At a kickoff event Monday in Berryville, Va., Democratic party leaders announced three initial policy priorities: Creating 10 million new jobs over five years, with new apprenticeship programs and a tax credit for employers who provide on-the-job training; “cracking down on the monopolies and big corporate mergers that harm consumers, workers and competition,” as House Minority Leader Nancy Pelosi, D-Calif., wrote in a Washington Post op-ed; and concrete action to lower the cost of prescription drugs, a big factor in rising health care costs.

All of which is fine. But somehow I don’t see Republican spinmeisters quaking in their Ferragamo loafers.

“A Better Deal” plays off the title of President Trump’s first and best-known book, “The Art of the Deal.” It is true that Trump has so far shown himself to be one of the worst dealmakers ever to reside in the White House, unable even to get his own party to agree on something it has been promising for seven years, the repeal and replacement of the Affordable Care Act.

It is also true that Trump has reneged on all of his populist promises, instead following the standard GOP game plan of tax cuts for the rich and entitlement cuts for everyone else.

But if there is one lesson Democrats should have learned from 2016, it is that opposition to Trump is not by itself enough to win elections. I predict this will still be the case when the 2018 midterms roll around.

Yes, the Republican Party looks to be in trouble. Trump is sowing intraparty rancor and division, not unity. The base has remained loyal thus far, but independents and crossover Democrats have been given no reason to stick with the GOP.

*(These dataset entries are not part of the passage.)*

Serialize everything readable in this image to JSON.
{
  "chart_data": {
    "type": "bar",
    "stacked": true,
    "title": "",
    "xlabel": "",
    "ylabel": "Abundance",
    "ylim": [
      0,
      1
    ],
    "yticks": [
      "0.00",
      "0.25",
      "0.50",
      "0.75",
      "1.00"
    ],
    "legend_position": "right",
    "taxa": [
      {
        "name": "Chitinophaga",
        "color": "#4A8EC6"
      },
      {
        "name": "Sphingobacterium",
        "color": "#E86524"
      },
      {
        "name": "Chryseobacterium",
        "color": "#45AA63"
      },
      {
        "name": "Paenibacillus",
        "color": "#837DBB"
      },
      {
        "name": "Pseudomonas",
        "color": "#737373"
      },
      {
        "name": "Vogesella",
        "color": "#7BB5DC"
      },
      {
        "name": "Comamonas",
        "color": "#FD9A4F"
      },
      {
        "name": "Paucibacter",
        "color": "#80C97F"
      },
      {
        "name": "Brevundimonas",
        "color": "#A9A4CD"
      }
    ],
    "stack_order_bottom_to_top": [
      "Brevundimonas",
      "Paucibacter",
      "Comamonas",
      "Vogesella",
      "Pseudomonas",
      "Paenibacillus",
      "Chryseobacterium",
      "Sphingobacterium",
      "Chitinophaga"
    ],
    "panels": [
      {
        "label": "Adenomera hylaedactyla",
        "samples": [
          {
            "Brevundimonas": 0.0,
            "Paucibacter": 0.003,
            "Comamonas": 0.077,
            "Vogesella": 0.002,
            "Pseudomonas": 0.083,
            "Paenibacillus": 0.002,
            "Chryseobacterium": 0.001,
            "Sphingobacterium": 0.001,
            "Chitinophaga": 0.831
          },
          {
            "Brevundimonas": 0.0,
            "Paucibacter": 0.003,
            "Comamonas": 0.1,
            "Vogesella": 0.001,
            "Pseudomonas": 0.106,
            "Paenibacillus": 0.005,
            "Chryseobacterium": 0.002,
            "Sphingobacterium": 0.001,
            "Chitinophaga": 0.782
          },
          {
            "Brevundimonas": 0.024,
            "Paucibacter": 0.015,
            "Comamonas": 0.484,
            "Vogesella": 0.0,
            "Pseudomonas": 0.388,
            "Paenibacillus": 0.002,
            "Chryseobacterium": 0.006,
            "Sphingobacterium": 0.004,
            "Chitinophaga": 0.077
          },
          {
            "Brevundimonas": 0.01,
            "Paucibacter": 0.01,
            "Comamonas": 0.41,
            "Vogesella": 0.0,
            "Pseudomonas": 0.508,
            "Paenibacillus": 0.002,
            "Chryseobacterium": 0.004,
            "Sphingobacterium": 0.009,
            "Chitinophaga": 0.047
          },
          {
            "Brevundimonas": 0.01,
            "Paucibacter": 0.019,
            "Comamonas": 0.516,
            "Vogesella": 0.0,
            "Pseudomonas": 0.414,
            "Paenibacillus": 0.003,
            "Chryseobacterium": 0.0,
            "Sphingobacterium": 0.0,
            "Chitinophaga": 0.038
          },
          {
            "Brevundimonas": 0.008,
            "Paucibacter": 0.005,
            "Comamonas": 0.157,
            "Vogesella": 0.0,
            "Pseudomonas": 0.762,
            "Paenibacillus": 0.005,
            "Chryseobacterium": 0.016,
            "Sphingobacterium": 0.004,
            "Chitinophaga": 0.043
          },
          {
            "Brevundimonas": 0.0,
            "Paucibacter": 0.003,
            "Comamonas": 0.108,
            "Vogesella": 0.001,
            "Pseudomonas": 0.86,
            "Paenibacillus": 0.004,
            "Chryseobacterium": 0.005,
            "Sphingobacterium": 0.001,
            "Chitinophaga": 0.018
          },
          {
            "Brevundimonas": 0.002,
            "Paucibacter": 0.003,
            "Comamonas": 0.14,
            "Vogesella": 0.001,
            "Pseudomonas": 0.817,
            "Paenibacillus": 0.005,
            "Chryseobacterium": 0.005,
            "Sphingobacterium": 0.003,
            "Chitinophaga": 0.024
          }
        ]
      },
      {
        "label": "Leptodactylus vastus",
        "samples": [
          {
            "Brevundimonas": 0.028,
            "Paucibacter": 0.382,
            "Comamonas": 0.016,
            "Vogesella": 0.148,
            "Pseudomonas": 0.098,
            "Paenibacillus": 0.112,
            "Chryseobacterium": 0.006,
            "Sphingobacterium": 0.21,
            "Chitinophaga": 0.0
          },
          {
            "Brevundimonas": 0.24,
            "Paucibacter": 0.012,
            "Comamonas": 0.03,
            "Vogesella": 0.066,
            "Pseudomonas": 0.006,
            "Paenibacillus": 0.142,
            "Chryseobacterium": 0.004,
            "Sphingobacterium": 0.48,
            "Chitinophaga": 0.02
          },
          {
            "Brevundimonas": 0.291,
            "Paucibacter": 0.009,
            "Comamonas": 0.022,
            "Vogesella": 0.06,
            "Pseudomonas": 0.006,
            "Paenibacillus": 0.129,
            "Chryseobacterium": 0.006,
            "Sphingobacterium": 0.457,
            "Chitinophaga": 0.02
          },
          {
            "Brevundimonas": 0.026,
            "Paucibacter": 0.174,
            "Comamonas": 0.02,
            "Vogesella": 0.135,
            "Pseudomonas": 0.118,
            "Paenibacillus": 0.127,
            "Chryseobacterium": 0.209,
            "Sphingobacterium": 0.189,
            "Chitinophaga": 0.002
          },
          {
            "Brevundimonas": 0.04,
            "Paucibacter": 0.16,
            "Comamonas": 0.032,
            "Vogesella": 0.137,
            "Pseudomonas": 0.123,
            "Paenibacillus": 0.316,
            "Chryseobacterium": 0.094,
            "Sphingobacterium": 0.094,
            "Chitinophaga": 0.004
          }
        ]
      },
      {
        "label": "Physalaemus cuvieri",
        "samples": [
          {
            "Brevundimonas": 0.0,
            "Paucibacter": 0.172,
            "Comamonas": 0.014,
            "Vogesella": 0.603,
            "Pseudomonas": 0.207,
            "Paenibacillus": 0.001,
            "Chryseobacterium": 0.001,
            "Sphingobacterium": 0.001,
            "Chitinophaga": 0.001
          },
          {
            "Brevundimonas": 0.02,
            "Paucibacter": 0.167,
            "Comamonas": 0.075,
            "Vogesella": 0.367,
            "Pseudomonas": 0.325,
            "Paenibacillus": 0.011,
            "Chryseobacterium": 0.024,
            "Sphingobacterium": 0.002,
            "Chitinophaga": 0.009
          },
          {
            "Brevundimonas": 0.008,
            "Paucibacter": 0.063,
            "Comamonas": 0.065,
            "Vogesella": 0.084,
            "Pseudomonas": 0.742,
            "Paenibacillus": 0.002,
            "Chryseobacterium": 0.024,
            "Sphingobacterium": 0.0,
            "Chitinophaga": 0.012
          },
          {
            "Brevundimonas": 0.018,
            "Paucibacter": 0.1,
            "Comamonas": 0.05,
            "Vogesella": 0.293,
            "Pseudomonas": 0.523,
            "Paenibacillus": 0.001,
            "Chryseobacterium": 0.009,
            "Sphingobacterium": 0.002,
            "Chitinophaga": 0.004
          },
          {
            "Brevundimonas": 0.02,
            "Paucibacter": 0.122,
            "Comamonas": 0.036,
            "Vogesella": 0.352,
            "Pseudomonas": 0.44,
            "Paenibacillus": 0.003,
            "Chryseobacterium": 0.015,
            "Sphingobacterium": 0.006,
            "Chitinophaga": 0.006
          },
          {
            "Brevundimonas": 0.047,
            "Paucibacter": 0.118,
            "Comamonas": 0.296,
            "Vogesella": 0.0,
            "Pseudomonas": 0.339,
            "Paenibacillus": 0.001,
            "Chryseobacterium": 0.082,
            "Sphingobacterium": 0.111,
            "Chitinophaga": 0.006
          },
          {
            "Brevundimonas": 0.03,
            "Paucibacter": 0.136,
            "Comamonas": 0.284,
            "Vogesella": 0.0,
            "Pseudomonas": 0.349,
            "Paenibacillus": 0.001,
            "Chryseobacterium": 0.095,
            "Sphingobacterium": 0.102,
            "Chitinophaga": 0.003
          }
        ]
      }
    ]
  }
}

It is possible that the stars might align next year to produce conditions for a pro-Democratic, anti-Republican “wave” election. But that has not happened yet.

In the Senate, the Democratic caucus has 25 seats up for grabs next year, while Republicans have only eight seats at risk. And in the House, the GOP holds a 46-seat majority that will be difficult to reverse because of gerrymandering.

At the launch event Monday, Schumer promised “a strong, bold economic agenda.” He pledged that “Democrats will show the country we are the party on the side of working people.”

Schumer told a story of having recently gone to a Yankees game and sat next to two Teamsters, both wearing “Proud to be Deplorable” T-shirts. He said the two men had especially liked Trump’s pledge to spend $1 trillion improving the nation’s infrastructure, including the potholed roads over which the Teamsters have to drive. But the men now worry, Schumer said, that Trump will be unable to deliver on his promise.

Such infrastructure spending has long been a Democratic Party priority, however. Trump managed to communicate it in a way that Hillary Clinton did not.

I’m still waiting to hear the “bold solutions” that Democrats promise. I can think of one possibility: Why not propose some version of truly universal single-payer health care?

Yes, that would be risky. But it might generate real excitement among the Democratic base ­— and also grab the attention of some of the GOP’s working-class supporters. Incrementalism is not the answer. Democrats need to go big or go home.